Use sqlc or explicit scanning into typed structs. Maps lose type safety and don't fail at compile time.

❌ ORM magic

db.Where("email = ?", email).First(&user)
db.Preload("Orders").Preload("Orders.Items").Find(&users)

Heavy ORM usage generates unpredictable SQL, makes performance tuning hard, and leaks ORM types into the domain. Write the SQL yourself — you control exactly what runs.

❌ Repository methods that return infrastructure types

// ❌ The caller now depends on pgx — infrastructure leaks upward
func (r *UserRepository) FindByID(ctx context.Context, id string) (*pgx.Row, error) { ... }

Always map to domain types before returning.

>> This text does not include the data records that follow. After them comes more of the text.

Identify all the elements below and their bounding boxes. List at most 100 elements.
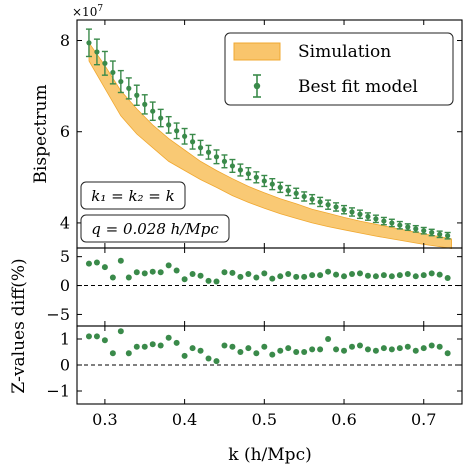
- annotation-q-text: q = 0.028 h/Mpc: [91, 220, 219, 238]
- z-point: [101, 337, 108, 344]
- z-point: [205, 355, 212, 362]
- diff-panel: −5 0 5: [46, 247, 463, 327]
- z-point: [436, 343, 443, 350]
- annotation-q-value: q = 0.028 h/Mpc: [80, 214, 230, 243]
- diff-point: [420, 272, 427, 279]
- best-fit-point: [309, 196, 315, 202]
- z-point: [285, 345, 292, 352]
- lower-y-axis-title: Z-values diff(%): [9, 258, 29, 393]
- z-point: [388, 346, 395, 353]
- diff-point: [149, 268, 156, 275]
- best-fit-point: [445, 233, 451, 239]
- best-fit-point: [413, 226, 419, 232]
- z-point: [149, 341, 156, 348]
- best-fit-point: [229, 163, 236, 169]
- diff-point: [317, 272, 324, 279]
- main-y-ticks: 4 6 8: [60, 31, 462, 232]
- diff-point: [173, 267, 180, 274]
- z-point: [109, 350, 116, 357]
- best-fit-point: [269, 181, 275, 187]
- best-fit-point: [429, 229, 435, 236]
- best-fit-point: [189, 139, 196, 145]
- diff-y-ticks: −5 0 5: [46, 247, 462, 324]
- diff-point: [109, 274, 116, 281]
- diff-point: [356, 270, 363, 277]
- z-point: [141, 343, 148, 350]
- best-fit-point: [142, 101, 148, 107]
- best-fit-point: [102, 60, 108, 66]
- diff-point: [157, 269, 164, 276]
- best-fit-point: [373, 216, 379, 222]
- best-fit-point: [197, 145, 204, 151]
- z-point: [396, 345, 403, 352]
- main-x-ticks: [104, 20, 425, 248]
- main-y-tick-label: 8: [60, 31, 70, 50]
- best-fit-point: [405, 224, 411, 230]
- diff-point: [277, 273, 284, 280]
- z-point: [213, 358, 220, 365]
- annotation-k-box: [80, 181, 186, 210]
- diff-point: [380, 272, 387, 279]
- legend-box: [224, 32, 454, 106]
- best-fit-point: [277, 184, 283, 190]
- z-point: [349, 343, 355, 350]
- diff-point: [349, 271, 355, 277]
- best-fit-point: [285, 187, 291, 194]
- z-point: [293, 349, 300, 355]
- z-point: [125, 350, 132, 357]
- z-point: [117, 328, 124, 335]
- best-fit-point: [397, 222, 403, 228]
- z-point: [364, 346, 371, 353]
- best-fit-point: [389, 220, 395, 226]
- best-fit-point: [174, 128, 180, 134]
- z-point: [85, 333, 92, 340]
- main-panel: 4 6 8 ×107 Bispectrum Simulation Best fit …: [31, 4, 463, 249]
- z-values-panel: −1 0 1 0.3 0.4 0.5 0.6 0.7: [46, 325, 463, 429]
- z-point: [237, 349, 244, 355]
- diff-point: [125, 274, 132, 281]
- diff-point: [101, 264, 108, 271]
- diff-point: [221, 269, 228, 276]
- z-point: [181, 352, 188, 359]
- z-point: [261, 343, 268, 350]
- main-y-axis-title: Bispectrum: [31, 84, 51, 183]
- main-y-tick-label: 4: [60, 213, 70, 232]
- best-fit-point: [261, 178, 267, 184]
- z-y-tick-label: 0: [60, 356, 70, 375]
- annotation-q-box: [80, 214, 230, 243]
- legend-best-fit-marker: [253, 82, 261, 90]
- diff-y-tick-label: 5: [60, 247, 70, 266]
- z-point: [173, 339, 180, 346]
- z-point: [197, 347, 204, 354]
- best-fit-point: [381, 218, 387, 224]
- best-fit-point: [341, 207, 347, 213]
- best-fit-point: [86, 40, 92, 46]
- diff-point: [428, 270, 435, 277]
- best-fit-point: [237, 167, 244, 173]
- x-tick-label: 0.4: [172, 410, 197, 429]
- diff-point: [372, 273, 379, 280]
- x-tick-label: 0.6: [331, 410, 356, 429]
- best-fit-point: [118, 78, 124, 85]
- z-point: [428, 342, 435, 349]
- z-point: [420, 345, 427, 352]
- z-y-tick-label: 1: [60, 330, 70, 349]
- z-points-layer: [85, 328, 451, 365]
- diff-point: [245, 271, 252, 277]
- diff-point: [285, 271, 292, 277]
- diff-point: [133, 269, 140, 276]
- best-fit-point: [166, 122, 172, 128]
- diff-point: [205, 277, 212, 284]
- annotation-k-text: k₁ = k₂ = k: [91, 187, 175, 205]
- z-point: [301, 349, 308, 355]
- best-fit-point: [293, 190, 299, 196]
- diff-title: diff(%): [9, 258, 29, 316]
- best-fit-point: [301, 193, 307, 200]
- diff-point: [309, 272, 316, 279]
- diff-point: [404, 271, 411, 277]
- diff-point: [325, 268, 332, 275]
- best-fit-point: [94, 49, 100, 55]
- best-fit-point: [150, 108, 156, 114]
- diff-point: [261, 270, 268, 277]
- best-fit-point: [110, 69, 116, 76]
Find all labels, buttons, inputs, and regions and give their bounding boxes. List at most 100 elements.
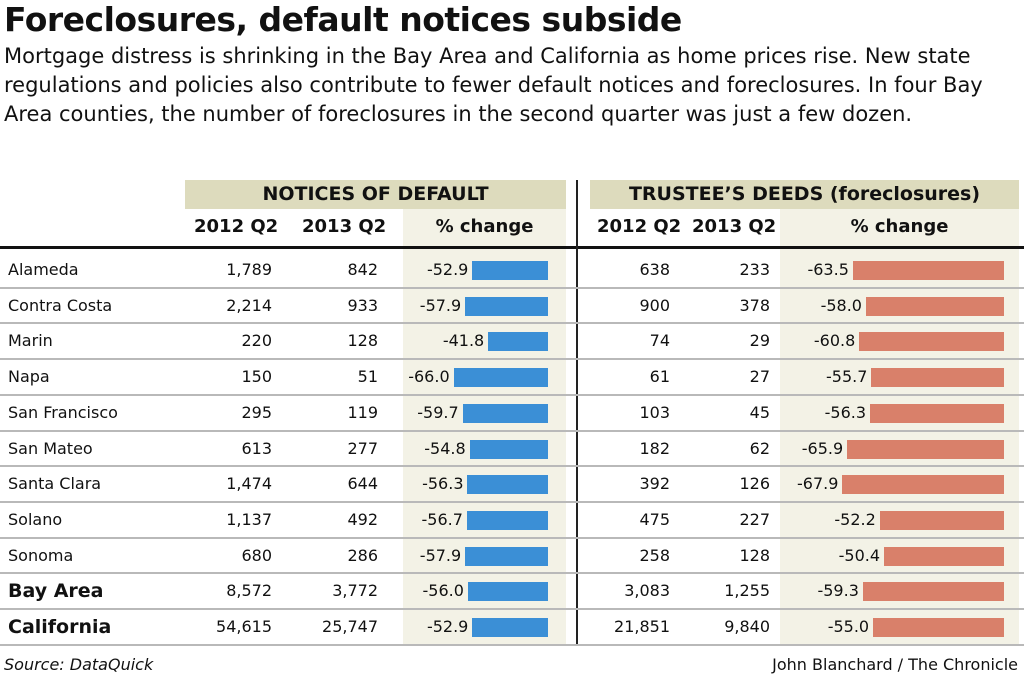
deeds-change-bar — [859, 332, 1004, 352]
notices-change-bar — [472, 618, 548, 637]
notices-2013-value: 933 — [347, 295, 378, 315]
deeds-change-value: -52.2 — [834, 509, 876, 529]
notices-change-bar — [469, 439, 548, 459]
deeds-2012-value: 3,083 — [624, 581, 670, 601]
col-header-notices-change: % change — [435, 216, 534, 237]
table-row: Sonoma 680 286 -57.9 258 128 -50.4 — [0, 538, 1024, 574]
notices-2012-value: 2,214 — [226, 295, 272, 315]
row-divider — [0, 608, 1024, 610]
deeds-2013-value: 45 — [749, 402, 770, 422]
notices-change-value: -57.9 — [419, 545, 462, 565]
chart-subtitle: Mortgage distress is shrinking in the Ba… — [4, 44, 983, 126]
notices-change-bar — [488, 332, 548, 352]
notices-change-bar — [466, 510, 548, 530]
deeds-2012-value: 900 — [639, 295, 670, 315]
deeds-change-value: -58.0 — [820, 295, 862, 315]
col-header-deeds-2012: 2012 Q2 — [597, 216, 682, 237]
row-divider — [0, 286, 1024, 289]
deeds-change-bar — [842, 475, 1004, 495]
deeds-change-value: -56.3 — [824, 402, 867, 422]
deeds-2013-value: 128 — [739, 545, 770, 565]
deeds-2013-value: 378 — [739, 295, 770, 315]
table-row: San Mateo 613 277 -54.8 182 62 -65.9 — [0, 431, 1024, 467]
deeds-2012-value: 74 — [649, 331, 670, 351]
notices-2013-value: 128 — [347, 331, 378, 351]
notices-2013-value: 51 — [357, 367, 378, 387]
notices-2013-value: 286 — [347, 545, 378, 565]
row-label: Santa Clara — [8, 474, 102, 494]
row-label: California — [8, 616, 112, 638]
row-label: Contra Costa — [8, 295, 113, 315]
source-note: Source: DataQuick — [4, 655, 154, 674]
deeds-2013-value: 29 — [749, 331, 770, 351]
table-row: California 54,615 25,747 -52.9 21,851 9,840 -5… — [0, 609, 1024, 645]
deeds-change-bar — [862, 582, 1004, 602]
deeds-change-value: -50.4 — [838, 545, 881, 565]
notices-2012-value: 150 — [241, 367, 272, 387]
deeds-change-bar — [852, 261, 1004, 280]
notices-2013-value: 3,772 — [332, 581, 378, 601]
notices-2012-value: 680 — [241, 545, 272, 565]
deeds-change-bar — [879, 510, 1004, 530]
row-label: San Mateo — [8, 438, 93, 458]
deeds-2012-value: 182 — [639, 438, 670, 458]
row-divider — [0, 465, 1024, 468]
deeds-change-value: -55.0 — [827, 617, 870, 636]
deeds-2013-value: 1,255 — [724, 581, 770, 601]
row-divider — [0, 429, 1024, 432]
notices-change-value: -52.9 — [426, 260, 469, 279]
deeds-change-bar — [884, 546, 1004, 566]
deeds-change-bar — [847, 439, 1004, 459]
credit-line: John Blanchard / The Chronicle — [772, 655, 1018, 674]
notices-2013-value: 492 — [347, 509, 378, 529]
table-row: Solano 1,137 492 -56.7 475 227 -52.2 — [0, 502, 1024, 538]
group-divider — [576, 180, 578, 646]
notices-change-bar — [462, 403, 548, 423]
notices-change-value: -52.9 — [426, 617, 469, 636]
notices-2013-value: 644 — [347, 474, 378, 494]
notices-2013-value: 119 — [347, 402, 378, 422]
notices-2012-value: 1,474 — [226, 474, 272, 494]
deeds-2013-value: 9,840 — [724, 617, 770, 636]
notices-2012-value: 220 — [241, 331, 272, 351]
deeds-change-value: -60.8 — [813, 331, 856, 351]
col-header-deeds-2013: 2013 Q2 — [692, 216, 777, 237]
row-label: Bay Area — [8, 580, 104, 603]
notices-change-value: -56.7 — [421, 509, 463, 529]
table-row: Marin 220 128 -41.8 74 29 -60.8 — [0, 323, 1024, 359]
row-divider — [0, 322, 1024, 325]
notices-header: NOTICES OF DEFAULT — [185, 180, 566, 209]
deeds-2012-value: 258 — [639, 545, 670, 565]
notices-change-value: -56.3 — [422, 474, 464, 494]
row-label: Marin — [8, 331, 53, 351]
deeds-change-value: -63.5 — [807, 260, 849, 279]
notices-change-bar — [465, 296, 548, 316]
deeds-change-value: -59.3 — [817, 581, 859, 601]
row-divider — [0, 358, 1024, 361]
deeds-2012-value: 61 — [649, 367, 670, 387]
col-header-notices-2012: 2012 Q2 — [194, 216, 279, 237]
deeds-2013-value: 233 — [739, 260, 770, 279]
deeds-2012-value: 475 — [639, 509, 670, 529]
table-row: Alameda 1,789 842 -52.9 638 233 -63.5 — [0, 252, 1024, 288]
notices-2012-value: 1,789 — [226, 260, 272, 279]
notices-change-value: -56.0 — [422, 581, 464, 601]
deeds-2013-value: 27 — [749, 367, 770, 387]
notices-change-value: -54.8 — [424, 438, 466, 458]
row-divider — [0, 643, 1024, 646]
notices-2012-value: 8,572 — [226, 581, 272, 601]
table-row: Contra Costa 2,214 933 -57.9 900 378 -58.0 — [0, 288, 1024, 324]
notices-change-bar — [465, 546, 548, 566]
notices-change-value: -57.9 — [419, 295, 462, 315]
notices-change-value: -59.7 — [417, 402, 459, 422]
row-divider — [0, 536, 1024, 539]
row-label: Alameda — [8, 260, 79, 279]
deeds-2012-value: 638 — [639, 260, 670, 279]
deeds-header: TRUSTEE’S DEEDS (foreclosures) — [590, 180, 1019, 209]
notices-2013-value: 842 — [347, 260, 378, 279]
notices-2013-value: 25,747 — [322, 617, 378, 636]
deeds-change-bar — [865, 296, 1004, 316]
deeds-2013-value: 227 — [739, 509, 770, 529]
row-label: Napa — [8, 367, 50, 387]
col-header-deeds-change: % change — [850, 216, 949, 237]
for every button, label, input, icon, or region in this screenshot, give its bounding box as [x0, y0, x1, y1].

❌ N+1 queries hidden in loops

orders, _ := repo.FindAll(ctx)
for _, order := range orders {
    order.User, _ = userRepo.FindByID(ctx, order.UserID)  // N queries for N orders
}

Use JOINs or batch lookups. sqlc makes it easy to write the right query.

❌ Ignoring migration direction

Always write Down migrations. You will need to roll back someday.